# BufSTFT

Perform an STFT on an audio buffer

Because a wealth of resources explaining the Fourier Transform in more general terms already exist, the focus of this reference is going to be on the practicalities of using it within FluCoMa. We recommend you visit the Fourier Transform page first for more detailed information on BufSTFT’s parameters `windowSize`, `hopSize`, and `fftSize`, as well as more general information on the Fourier Transform. If unfamiliar with the Fourier Transform or digital sampling, we highly recommend this interactive explanation.

### Common Terms and Initialisms

• Fourier Transform: a mathematical operation that decomposes a continuous signal into sine wave components
• Discrete Fourier Transform (DFT): a mathematical operation that computes a Fourier Transform on a discrete signal
• Fast Fourier Transform (FFT): an algorithm for efficiently and quickly computing a DFT on a digital signal
• Short-Term Fourier Transform (STFT): segmenting a signal in to windows and performing an FFT on each window to consider spectral change over time

## Re-synthesising

One reason the STFT is so commonly used is that it is possible to transform the information from the frequency domain back into the time domain. For any given FFT frame, if no magnitudes or phases are changed at all, it is possible to perfectly reconstruct the original signal of `windowSize` samples. We can then sum together our overlapping segments of `windowSize` samples (spaced out by `hopSize`) samples to reconstruct the original buffer (this process is called overlap-add). BufSTFT can perform this by supplying a buffer for both `magnitude` and `phase`, specifying `inverse` = 1, and passing a buffer to `resynth` for writing the re-synthesized signal into.

When we make our segments, it is common to apply an envelope to them, called a window function. Different window functions have different requirements for being able to provide perfect reconstruction, usually specifying what `hopSize` to use in relation to a `windowSize` (also called an overlap factor which is `windowSize` / `hopSize`). FluCoMa uses a Hann Window, for which, the overlap factor should be an integer greater than or equal to 2 (the `windowSize` should be at least twice as big as the `hopSize`). This is why FluCoMa’s default `hopSize` of -1 indicates to use a `hopSize` equal to `windowSize` / 2 (which is an overlap factor of 2).

## Changing Values in the Frequency Domain

As said above, if no magnitudes or phases are changed at all, the original signal can be re-created using an inverse FFT (and an inverse STFT if there are many windows of analysis). However, if even one magnitude or phase is modified the original cannot be exactly reconstructed. This may be useful, for example, modifying some of the magnitudes before re-synthesis can adjust the loudness of a band of frequencies in the original signal (sometimes called spectral filtering). Generally speaking this is how many of the spectral processing algorithms in FluCoMa operate (AudioTransport, BufNMF, HPSS, and more).

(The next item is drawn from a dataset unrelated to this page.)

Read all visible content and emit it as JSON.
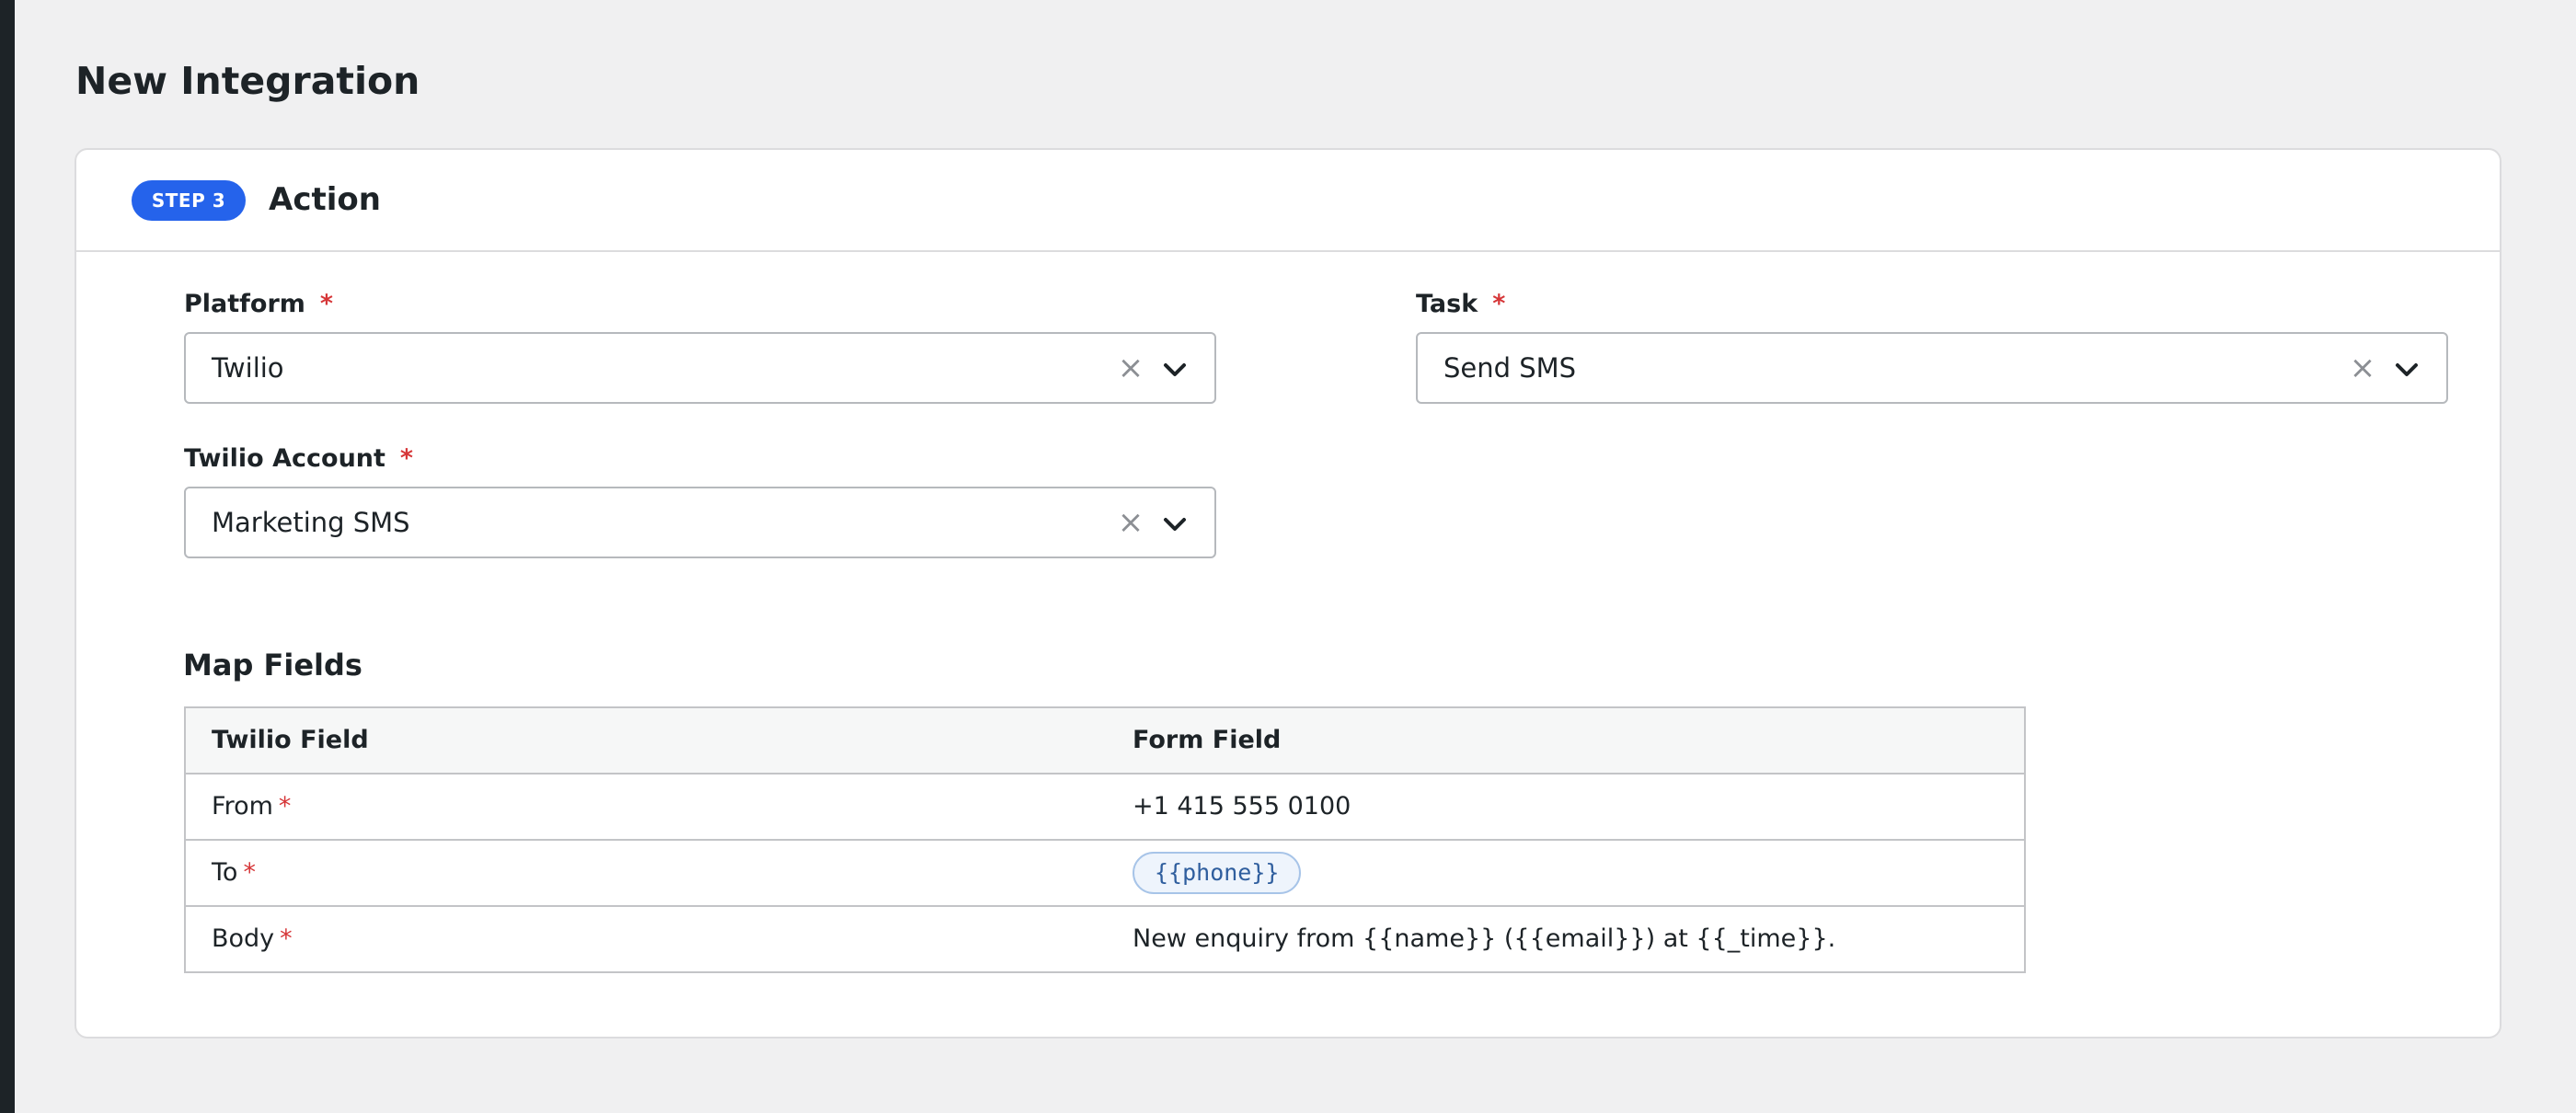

One common artefact of these adjustments is spectral smearing, which is when the time position of an event within an analysis window, becomes less clear. When all the analysis windows of an inverse STFT contain spectral smearing, it gives the signal a blurry, or chorus-y sound. If the analysis window contains a transient that is “smeared” it can be called “pre-ring”, meaning that the spectral sound of the transient can be heard prior to where it originally occurred in the analysis window. It sometimes sounds like a brief crescendo to to the transient, caused by the fade-in of the window function.

In order to avoid pre-ring or spectral smearing, one might use a smaller `windowSize`, so that any smearing that might happen is contained to smaller segments of time. Of course the trade off for this is less frequency resolution, which may mean less precision in the analysis or a less distinct spectral transformation by the processing algorithm.